Мы еще раз осматриваем сарай, в который она и ее дети сложили все, что смогли вытащить из-под развалин дома. Здесь они теперь спят. Все, что у них осталось: несколько матрасов, скамейки, приемник и керосиновая лампа. ООН подарила им несколько палаток.
«Это маленькая хижина, где раньше отдыхали работники, когда работали на поле. У нас был дом, а теперь нет ни дома, ни воды, ни электричества. Посевы уничтожены. Многие люди заграницей хотят нам помочь. Два контейнера пришли для нас, но с египетской стороны их не пропускают. Министерство по делам женщин взяли над нами шефство, подарили нам кроликов», — Ум Ахмад велит детям показать мне этих кроликов. Я еще раз иду смотреть на кроликов. Они сидят в клетках под брезентовым навесом. «Кроликам тут очень жарко. Хотите посмотреть нашу школу? Она видна отсюда, — говорят дети Ум Ахмад. — Школу они тогда тоже разрушили, но ее восстановили». Как и их мать, дети семьи Самуни разговаривают с улыбкой.
Ум Ахмад приподнимает полог ветхой палатки: «Вот наша гостиная». Там по периметру разложены выцветшие коврики, как диваны в приемной зале.
Ее старшему сыну 18, он учится и работает. Младшие хотят стать инженерами и журналистами. Инженерами, чтобы все построить здесь заново. Журналистами, чтобы ничего не забыть. Никто из ее детей не хочет стать доктором, хотя среди палестинской детворы эта специальность – одна из самых желанных. Ум Ахмад поясняет: «Для них доктор – это тот, кто делает уколы, кто приносит боль. Много уколов всем им сделали».
В докладе Голдстоуна бедствию этой семьи посвящена страница.
Никаких компенсаций Израиль им не предложил. Иск, который они подали против Израиля, как водится, застрял в судебных инстанциях. Никакой помощи из Израиля ни от «левых», ни от «коммунистов» они не получили. Израиль вообще ни за одно разрушение никогда не принес ни извинений, ни компенсаций.

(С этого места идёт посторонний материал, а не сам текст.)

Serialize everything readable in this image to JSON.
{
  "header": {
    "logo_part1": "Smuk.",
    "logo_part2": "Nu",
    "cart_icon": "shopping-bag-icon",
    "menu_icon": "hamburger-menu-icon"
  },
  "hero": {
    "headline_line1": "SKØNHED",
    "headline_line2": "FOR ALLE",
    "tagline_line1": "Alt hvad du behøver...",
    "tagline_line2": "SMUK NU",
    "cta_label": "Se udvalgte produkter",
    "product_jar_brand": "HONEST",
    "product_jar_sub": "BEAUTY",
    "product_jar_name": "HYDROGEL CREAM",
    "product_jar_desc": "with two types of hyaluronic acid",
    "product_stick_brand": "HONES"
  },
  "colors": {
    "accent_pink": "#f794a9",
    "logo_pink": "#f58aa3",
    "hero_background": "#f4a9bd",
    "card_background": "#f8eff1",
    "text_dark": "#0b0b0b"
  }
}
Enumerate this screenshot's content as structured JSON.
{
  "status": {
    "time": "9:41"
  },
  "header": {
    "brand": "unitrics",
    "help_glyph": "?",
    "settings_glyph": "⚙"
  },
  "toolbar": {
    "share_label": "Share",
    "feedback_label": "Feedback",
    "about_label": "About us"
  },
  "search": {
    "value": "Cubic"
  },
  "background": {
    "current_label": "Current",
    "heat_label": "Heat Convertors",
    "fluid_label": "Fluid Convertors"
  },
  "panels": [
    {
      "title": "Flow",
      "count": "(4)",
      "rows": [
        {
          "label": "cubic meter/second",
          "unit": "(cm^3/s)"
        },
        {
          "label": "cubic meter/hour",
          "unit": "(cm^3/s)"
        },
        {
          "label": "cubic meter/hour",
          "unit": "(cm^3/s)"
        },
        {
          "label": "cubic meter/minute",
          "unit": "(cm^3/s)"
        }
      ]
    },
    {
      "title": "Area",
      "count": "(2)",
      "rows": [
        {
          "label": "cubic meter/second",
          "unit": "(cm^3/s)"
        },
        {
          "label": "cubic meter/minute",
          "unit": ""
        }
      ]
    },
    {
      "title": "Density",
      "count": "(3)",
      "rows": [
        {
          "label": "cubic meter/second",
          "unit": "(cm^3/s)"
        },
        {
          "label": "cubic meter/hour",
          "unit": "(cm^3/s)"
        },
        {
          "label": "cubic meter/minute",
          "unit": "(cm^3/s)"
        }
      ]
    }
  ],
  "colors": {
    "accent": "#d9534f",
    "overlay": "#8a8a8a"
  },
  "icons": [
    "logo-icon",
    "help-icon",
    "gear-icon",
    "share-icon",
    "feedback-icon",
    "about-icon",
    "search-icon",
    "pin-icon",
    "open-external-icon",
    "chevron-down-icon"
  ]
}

Своими силами эта семья не может построить новый дом и восстановить поля.
Семья
Через год после бойни умер глава семейства. Никаких компенсаций ни за смерти близких, ни за ущерб.
О семье Самуни часто пишут в СМИ, все время называя разное число убитых – то 22, то 92. Ум Ахмад не негодует. Она удивляется, почему трудно говорить точно, ведь имена всех 29 погибших известны. Чтобы облегчить журналистам работу, Ум Ахмад собрала оставшиеся фотографии своих родственников и сделала плакат. В центре – ее муж, который за это время умер. В отличие от убитых, он не в рамке.
Она водит пальцем от одного портрета к другому и про каждого рассказывает, кто кем был и кто как погиб. Совсем маленькие дети и молодые девушки остались без фотографий. У Ум Ахмад есть фото, где маленькие дети ее семьи лежат мертвые, с пулевыми отверстиями.
Умм Ахмад старается на эту фотографию с убитыми не смотреть.
Она садится под портретами своих родных и улыбается, глядя, как дети и племянники рассаживаются рядом с ней для фотографии. Она зовет всех сесть в рядок. Ведь так у нее есть чувство, что семья снова в сборе. Мужчины, хоть и мертвые, за ее спиной. А дети – те, что живы, рядом с ней. И все хорошо.